14. The apparatus of claim 13, wherein the associative relationship comprises a generating relationship between nodes, the generating relationship being that a first node is generated based on a second node.

15. The apparatus of claim 11, wherein the risk information of the metadata comprises risk classification information indicating whether data in a corresponding data storage unit belongs to sensitive data and/or risk classification information indicating a level of the sensitive data.

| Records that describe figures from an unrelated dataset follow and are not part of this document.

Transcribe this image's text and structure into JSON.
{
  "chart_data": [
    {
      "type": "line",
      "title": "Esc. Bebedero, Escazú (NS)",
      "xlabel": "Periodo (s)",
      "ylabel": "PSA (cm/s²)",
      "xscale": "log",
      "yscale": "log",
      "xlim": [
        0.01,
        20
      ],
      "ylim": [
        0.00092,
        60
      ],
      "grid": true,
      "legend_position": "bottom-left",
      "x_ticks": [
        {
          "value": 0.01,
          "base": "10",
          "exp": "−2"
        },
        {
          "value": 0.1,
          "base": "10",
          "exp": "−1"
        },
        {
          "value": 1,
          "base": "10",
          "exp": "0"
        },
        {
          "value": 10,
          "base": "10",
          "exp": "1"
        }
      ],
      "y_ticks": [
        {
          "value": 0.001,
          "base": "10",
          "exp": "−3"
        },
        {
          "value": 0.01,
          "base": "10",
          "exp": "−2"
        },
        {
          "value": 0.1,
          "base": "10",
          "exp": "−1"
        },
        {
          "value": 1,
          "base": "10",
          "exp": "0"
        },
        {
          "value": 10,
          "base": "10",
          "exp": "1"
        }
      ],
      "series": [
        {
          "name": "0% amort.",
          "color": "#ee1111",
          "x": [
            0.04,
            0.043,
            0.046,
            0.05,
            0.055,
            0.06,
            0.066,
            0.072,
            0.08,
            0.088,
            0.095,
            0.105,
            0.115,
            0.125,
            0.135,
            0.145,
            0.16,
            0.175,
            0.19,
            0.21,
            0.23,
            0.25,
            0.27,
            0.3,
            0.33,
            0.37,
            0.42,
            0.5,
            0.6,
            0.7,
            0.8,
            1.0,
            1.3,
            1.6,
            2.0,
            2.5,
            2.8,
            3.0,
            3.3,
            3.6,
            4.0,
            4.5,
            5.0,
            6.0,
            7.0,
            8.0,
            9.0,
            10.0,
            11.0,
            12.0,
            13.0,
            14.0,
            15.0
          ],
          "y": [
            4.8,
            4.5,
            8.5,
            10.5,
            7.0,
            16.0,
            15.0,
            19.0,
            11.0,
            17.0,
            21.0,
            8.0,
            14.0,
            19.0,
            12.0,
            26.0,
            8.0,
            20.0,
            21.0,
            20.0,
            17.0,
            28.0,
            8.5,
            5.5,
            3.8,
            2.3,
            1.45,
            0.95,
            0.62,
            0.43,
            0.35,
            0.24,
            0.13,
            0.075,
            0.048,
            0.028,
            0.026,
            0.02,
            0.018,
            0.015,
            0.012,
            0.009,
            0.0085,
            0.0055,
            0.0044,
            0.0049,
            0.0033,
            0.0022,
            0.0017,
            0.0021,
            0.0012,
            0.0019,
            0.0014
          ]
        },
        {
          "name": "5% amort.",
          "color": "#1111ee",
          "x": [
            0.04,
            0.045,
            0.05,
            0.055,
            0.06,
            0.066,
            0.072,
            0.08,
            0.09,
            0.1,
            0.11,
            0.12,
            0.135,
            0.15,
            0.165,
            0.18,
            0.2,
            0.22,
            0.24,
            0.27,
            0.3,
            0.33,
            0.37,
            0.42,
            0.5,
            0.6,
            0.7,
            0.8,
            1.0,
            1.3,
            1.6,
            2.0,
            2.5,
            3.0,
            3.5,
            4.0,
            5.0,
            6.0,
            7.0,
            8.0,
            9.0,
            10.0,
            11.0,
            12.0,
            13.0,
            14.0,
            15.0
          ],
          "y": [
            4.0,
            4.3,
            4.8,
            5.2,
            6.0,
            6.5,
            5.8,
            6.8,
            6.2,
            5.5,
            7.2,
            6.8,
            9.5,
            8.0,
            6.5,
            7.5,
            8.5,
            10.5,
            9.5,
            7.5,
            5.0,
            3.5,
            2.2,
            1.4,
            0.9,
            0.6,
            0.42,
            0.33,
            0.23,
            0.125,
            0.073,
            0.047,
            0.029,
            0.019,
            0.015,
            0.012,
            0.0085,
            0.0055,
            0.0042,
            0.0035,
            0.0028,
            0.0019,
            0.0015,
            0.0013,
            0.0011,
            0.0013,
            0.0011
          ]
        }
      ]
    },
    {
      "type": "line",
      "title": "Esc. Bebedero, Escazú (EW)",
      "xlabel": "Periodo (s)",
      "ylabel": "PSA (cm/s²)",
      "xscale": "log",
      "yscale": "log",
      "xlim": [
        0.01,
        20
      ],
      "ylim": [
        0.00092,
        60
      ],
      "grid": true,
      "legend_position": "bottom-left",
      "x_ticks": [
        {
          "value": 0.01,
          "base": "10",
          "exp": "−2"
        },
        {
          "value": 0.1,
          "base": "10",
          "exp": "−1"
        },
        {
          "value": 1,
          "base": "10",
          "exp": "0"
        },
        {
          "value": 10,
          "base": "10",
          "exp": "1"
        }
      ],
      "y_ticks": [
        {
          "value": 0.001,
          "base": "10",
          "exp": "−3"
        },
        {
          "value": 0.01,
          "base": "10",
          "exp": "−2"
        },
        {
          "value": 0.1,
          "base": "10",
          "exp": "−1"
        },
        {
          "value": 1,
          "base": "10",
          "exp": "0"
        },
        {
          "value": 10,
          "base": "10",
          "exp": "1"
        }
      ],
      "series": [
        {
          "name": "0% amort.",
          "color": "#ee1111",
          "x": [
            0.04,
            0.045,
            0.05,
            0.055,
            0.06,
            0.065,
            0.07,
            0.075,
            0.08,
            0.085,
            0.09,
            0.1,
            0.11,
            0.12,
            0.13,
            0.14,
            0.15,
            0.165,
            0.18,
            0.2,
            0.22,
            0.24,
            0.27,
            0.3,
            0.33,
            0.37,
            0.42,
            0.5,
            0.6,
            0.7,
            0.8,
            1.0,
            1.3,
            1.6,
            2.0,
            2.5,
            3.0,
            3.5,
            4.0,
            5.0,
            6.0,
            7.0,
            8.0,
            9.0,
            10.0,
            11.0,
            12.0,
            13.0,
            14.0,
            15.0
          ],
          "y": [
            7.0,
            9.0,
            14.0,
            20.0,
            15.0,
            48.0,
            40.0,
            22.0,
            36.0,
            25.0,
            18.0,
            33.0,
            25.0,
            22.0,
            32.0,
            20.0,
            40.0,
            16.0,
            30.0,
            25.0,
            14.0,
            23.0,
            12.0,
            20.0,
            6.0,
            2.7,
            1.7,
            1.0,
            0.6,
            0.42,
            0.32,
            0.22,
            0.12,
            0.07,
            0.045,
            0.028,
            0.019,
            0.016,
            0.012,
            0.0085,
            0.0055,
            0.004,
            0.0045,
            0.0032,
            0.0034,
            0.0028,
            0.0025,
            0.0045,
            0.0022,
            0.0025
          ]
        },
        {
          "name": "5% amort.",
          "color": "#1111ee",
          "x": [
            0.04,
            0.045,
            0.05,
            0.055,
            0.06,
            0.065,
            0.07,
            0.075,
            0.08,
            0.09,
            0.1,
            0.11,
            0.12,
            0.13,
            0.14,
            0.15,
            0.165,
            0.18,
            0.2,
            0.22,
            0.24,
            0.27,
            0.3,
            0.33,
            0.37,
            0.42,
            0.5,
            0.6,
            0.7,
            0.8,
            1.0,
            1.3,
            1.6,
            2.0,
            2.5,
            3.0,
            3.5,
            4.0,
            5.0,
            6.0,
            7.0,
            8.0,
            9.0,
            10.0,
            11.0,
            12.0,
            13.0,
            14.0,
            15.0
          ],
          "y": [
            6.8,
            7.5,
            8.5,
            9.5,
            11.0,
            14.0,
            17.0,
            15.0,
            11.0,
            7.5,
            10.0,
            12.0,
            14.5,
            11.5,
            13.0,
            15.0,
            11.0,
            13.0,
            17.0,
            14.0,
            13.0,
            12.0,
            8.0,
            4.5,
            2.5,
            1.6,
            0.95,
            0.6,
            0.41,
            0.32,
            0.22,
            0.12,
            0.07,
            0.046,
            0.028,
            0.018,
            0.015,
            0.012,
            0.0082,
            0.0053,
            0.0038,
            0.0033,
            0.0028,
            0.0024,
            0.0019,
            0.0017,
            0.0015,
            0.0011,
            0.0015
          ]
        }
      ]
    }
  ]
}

16. The apparatus of claim 11, wherein the first obtaining unit comprises:

17. The apparatus of claim 11, wherein the new addition data includes, for the first storage unit, first metadata and first operation data; the update unit includes:

18. The apparatus of claim 11, wherein the new addition data includes first metadata for the new added first storage unit; the determination unit includes:

the searching subunit is configured to, in the updated data blood-level graph, use a node corresponding to the first metadata as an initial node, and search, starting from the initial node, for a target node having a preset association relationship with the initial node;

19. The apparatus of claim 18, wherein the preset associative relationship comprises a generated relationship between nodes, and the initial node is generated based on the target node.

20. The apparatus of claim 18, wherein the determining unit further comprises:

21. A computer-readable storage medium, on which a computer program is stored which, when executed in a computer, causes the computer to carry out the method of any one of claims 1-10.

22. A computing device comprising a memory having stored therein executable code and a processor that, when executing the executable code, implements the method of any of claims 1-10.